También querían entrar Gabinio y algunos otros. Seguro que está lleno de oro,
decían. Bueno, lo estuve pensando, César, pero al final dije que no. Nunca puse
los pies allí dentro, ni dejé que los pusiera nadie. Pero para entonces ya les
había tomado las medidas yo a ellos. Un pueblo realmente muy extraño. Como para
nosotros, la religión forma parte del Estado también para ellos, pero son muy
diferentes de nosotros en ese aspecto. Yo diría que son fanáticos
religiosos, en realidad. Así que di órdenes para que nadie los ofendiera en cuestión
de religión, desde los soldados rasos hasta mis legados de más categoría. ¿Por
qué remover un avispero cuando lo que yo quiero de una punta a la otra de Siria
es paz, orden y reyes clientes obedientes a Roma, sin trastocar las costumbres
locales ni las tradiciones? Cada lugar tiene su mos maiorum.
Instauré
a Hircano como rey y sumo sacerdote a la vez, e hice prisionero a Aristóbulo. Eso
es porque conocí a Antípatro, el príncipe idumeo, en Damasco. Un tipo muy interesante.

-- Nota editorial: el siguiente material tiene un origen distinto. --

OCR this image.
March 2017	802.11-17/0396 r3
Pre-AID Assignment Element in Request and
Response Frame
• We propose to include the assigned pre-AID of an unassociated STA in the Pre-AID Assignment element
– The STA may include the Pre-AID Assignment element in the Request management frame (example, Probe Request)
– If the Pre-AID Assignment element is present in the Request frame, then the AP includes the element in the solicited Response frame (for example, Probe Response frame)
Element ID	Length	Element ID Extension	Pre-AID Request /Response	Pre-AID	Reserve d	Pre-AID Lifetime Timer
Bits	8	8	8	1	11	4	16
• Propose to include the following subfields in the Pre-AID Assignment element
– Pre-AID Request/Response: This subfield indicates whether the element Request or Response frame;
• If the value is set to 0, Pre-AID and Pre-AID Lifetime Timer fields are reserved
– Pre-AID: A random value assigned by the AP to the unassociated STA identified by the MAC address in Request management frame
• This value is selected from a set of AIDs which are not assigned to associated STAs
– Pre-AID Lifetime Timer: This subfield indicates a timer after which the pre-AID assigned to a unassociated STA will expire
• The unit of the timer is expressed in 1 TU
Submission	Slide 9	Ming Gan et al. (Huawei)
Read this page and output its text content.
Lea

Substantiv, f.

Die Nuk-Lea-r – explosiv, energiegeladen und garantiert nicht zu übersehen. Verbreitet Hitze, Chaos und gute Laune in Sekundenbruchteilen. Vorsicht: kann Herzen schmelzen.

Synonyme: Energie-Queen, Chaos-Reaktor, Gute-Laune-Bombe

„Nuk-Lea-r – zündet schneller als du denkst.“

Hircano no resulta impresionante, pero confío en Antípatro para que lo
maneje... en la dirección conveniente para Roma, desde luego. Ah, sí, no se me
olvidó informarle a Hircano de que él no está ahí por la gracia de su dios,
sino por la gracia de Roma; que él no es más la marioneta de Roma y que estará
siempre debajo del pulgar del gobernador de Siria. Antípatro me sugirió que le
endulzase esa taza de vinagre diciéndole a Hircano que debería canalizar la
mayor parte de sus energías en el sumo sacerdocio... ¡Muy inteligente, ese
Antípatro! Y me pregunto, ¿sabrá él que yo estoy al corriente de cuanto poder
civil ha usurpado sin levantar siquiera un dedo para guerrear?
No
dejé Judea exactamente tan grande como era antes de que esos dos hermanos tan tontos
atrajesen mi atención hacia ese lugar insignificante. A todos los lugares en
los cuales los judíos eran minoría los obligué a formar parte oficialmente de
la provincia romana de Siria: Samaria, las ciudades costeras, desde Jope a
Gaza, y las ciudades griegas de la Decápolis, todas ellas consiguieron la
autonomía y se convirtieron en sirias.
Todavía
sigo poniendo orden, pero parece que por fin esto toca a su fin. Espero estar
de regreso en casa a finales de este año. Lo cual me lleva al tema de los
deplorables acontecimientos del año pasado y principios de éste. En Roma, me
refiero. César, no puedo agradecerte bastante la ayuda que le has prestado a
Nepote. Tú lo intentaste, pero... ¿por qué tuvimos que permitirle a ese pelma
mojigato de Catón que ocupase su cargo? Lo ha echado todo a perder. Y, como
sabes, no me queda ni un solo tribuno de la plebe que valga la pena ni para
mear encima de él. ¡Ni siquiera puedo encontrar uno para el año que viene!
Me
llevo conmigo a casa verdaderas montañas de botín, el Tesoro no tiene sitio ni
para empezar a dar cabida a la parte de ese botín que le corresponde a Roma. A
las tropas, sólo en primas, les han correspondido dieciséis mil talentos. Por
ello me niego rotundamente a hacer lo que siempre he hecho en el pasado,
conceder a mis soldados la ocupación de tierras de mi propiedad. Esta vez Roma
puede darles las tierras. Ellos se lo merecen, y Roma se lo debe. Así que aunque
muera en el intento, me encargaré de que reciban tierras del Estado. Confío en
que tú hagas lo que puedas al respecto, y si por casualidad tienes a algún
tribuno de la plebe que se incline a pensar como tú, con gusto compartiría lo
que costase contratarle. Nepote dice que va a haber una gran pelea a causa de
las tierras, y no es que yo no me lo esperase. Hay demasiados hombres poderosos
que tienen alquiladas tierras públicas para sus latifundia. Algo que demuestra muy poca vista por parte del Senado.
Por
cierto, he oído un rumor y me pregunto si tú también lo habrás oído. Que Mucia está
siendo una niña mala. Le pregunté a Nepote, y se subió tanto por las ramas que
me pregunté si volvería a bajar alguna vez. Bueno, los hermanos y las hermanas
tienden a hacer bando juntos, así que es natural que a él no le gustase mi
pregunta. De todos modos, estoy haciendo investigaciones. Si hay algo de verdad
en ello, adiós a Mucia. Ha sido una buena esposa y madre, pero no puedo decir
que la haya echado mucho de menos desde que me marché.